A PAIR of 21-year-old forwards led the Wimbledon line together for the first time at Selhurst Park yesterday. Considering last week's events at Wembley it was tempting to ask the manager, Joe Kinnear, why he had been hanging about and if he genuinely thought there was any future in entrusting the continuation of the club's FA Cup campaign to veterans.
In the event, whether gamble, long overdue selection or, more likely, a state of affairs prompted by injury and absence, it was the forward pairing of Jason Euell and Carl Cort which did as much as anything to try to prolong Wimbledon's run in the competition. They were direct, strong and if their control did not always match their ambition they were formidably difficult to dispossess. It was Euell who got their goal in the opening 15 minutes and for almost an hour afterwards that seemed as if it would be perfectly adequate to secure a sixth-round place.
Indeed, with the Wolves defence taking something of a battering from the new partnership a second goal frequently seemed to be likely. Wolves were on the verge of running out of imagination and ideas when they broke down the right. It seemed unthreatening enough but the cross from Mark Atkins found its way to Mixu Paatelainen and his contact was assured and elusive enough to beat Neil Sullivan in the right corner.

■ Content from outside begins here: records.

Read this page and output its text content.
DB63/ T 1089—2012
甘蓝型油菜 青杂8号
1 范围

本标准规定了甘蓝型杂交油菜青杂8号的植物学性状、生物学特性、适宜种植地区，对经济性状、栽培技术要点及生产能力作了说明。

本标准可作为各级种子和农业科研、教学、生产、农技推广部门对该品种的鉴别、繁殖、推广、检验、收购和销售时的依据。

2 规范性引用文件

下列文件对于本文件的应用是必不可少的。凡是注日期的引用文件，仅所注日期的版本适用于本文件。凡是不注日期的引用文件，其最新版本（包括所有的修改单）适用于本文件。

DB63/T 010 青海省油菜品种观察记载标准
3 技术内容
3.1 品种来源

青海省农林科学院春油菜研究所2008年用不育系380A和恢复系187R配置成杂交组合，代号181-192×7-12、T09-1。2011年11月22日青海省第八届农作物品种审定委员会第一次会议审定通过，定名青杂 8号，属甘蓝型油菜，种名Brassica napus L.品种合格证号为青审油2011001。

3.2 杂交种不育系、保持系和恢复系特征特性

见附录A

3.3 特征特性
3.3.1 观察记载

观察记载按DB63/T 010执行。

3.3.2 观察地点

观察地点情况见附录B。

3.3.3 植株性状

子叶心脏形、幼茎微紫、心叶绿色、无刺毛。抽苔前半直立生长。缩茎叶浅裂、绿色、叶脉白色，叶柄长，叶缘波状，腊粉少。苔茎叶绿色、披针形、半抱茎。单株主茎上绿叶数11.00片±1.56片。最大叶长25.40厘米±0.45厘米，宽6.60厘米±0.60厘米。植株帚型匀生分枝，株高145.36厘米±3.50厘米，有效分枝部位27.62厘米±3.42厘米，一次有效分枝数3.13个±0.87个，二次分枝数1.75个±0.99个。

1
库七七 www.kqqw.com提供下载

Thus reprieved, Wolves decided to make the most of life. They finished the more positive and their substitute, Dougie Freedman, with time and space, had two shots from distances of 18 and 25 yards which might have been perturbing had they hit the target. Wolves have not won the old competition for 38 years and from the way their manager, Mark McGhee, spoke afterwards they do not consider themselves overwhelming favourites to end that drought. "I thought our best chance was winning the tie here. They will be stronger with players returning in the replay," he said.
Perhaps so, but the strength of Cort and Euell might also have won it for Wimbledon yesterday. They had already provided sufficient warning of their intent to test the concentration and pace of the Wolves defence when, in the 14th minute, a cross came in from the left. It appeared to brush Keith Curle's head before making its way to Stewart Castledine near the right edge of the area. He headed it back in and Euell's own header was out of Mike Stowell's reach.
Without ever being utterly assertive Wimbledon had some opportunities to increase their lead. None was better than the swinging, dipping volley in the 59th minute. It was struck by Vinnie Jones after a free-kick was cleared and Ronaldo himself could hardly have made a more crisp connection. Stowell did well to tip it over. But with two minutes left Jones had another attempt at a volley from a similar distance. This one narrowly avoided the corner flag and, by then, Wimbledon's chances of advancement had long since diminished.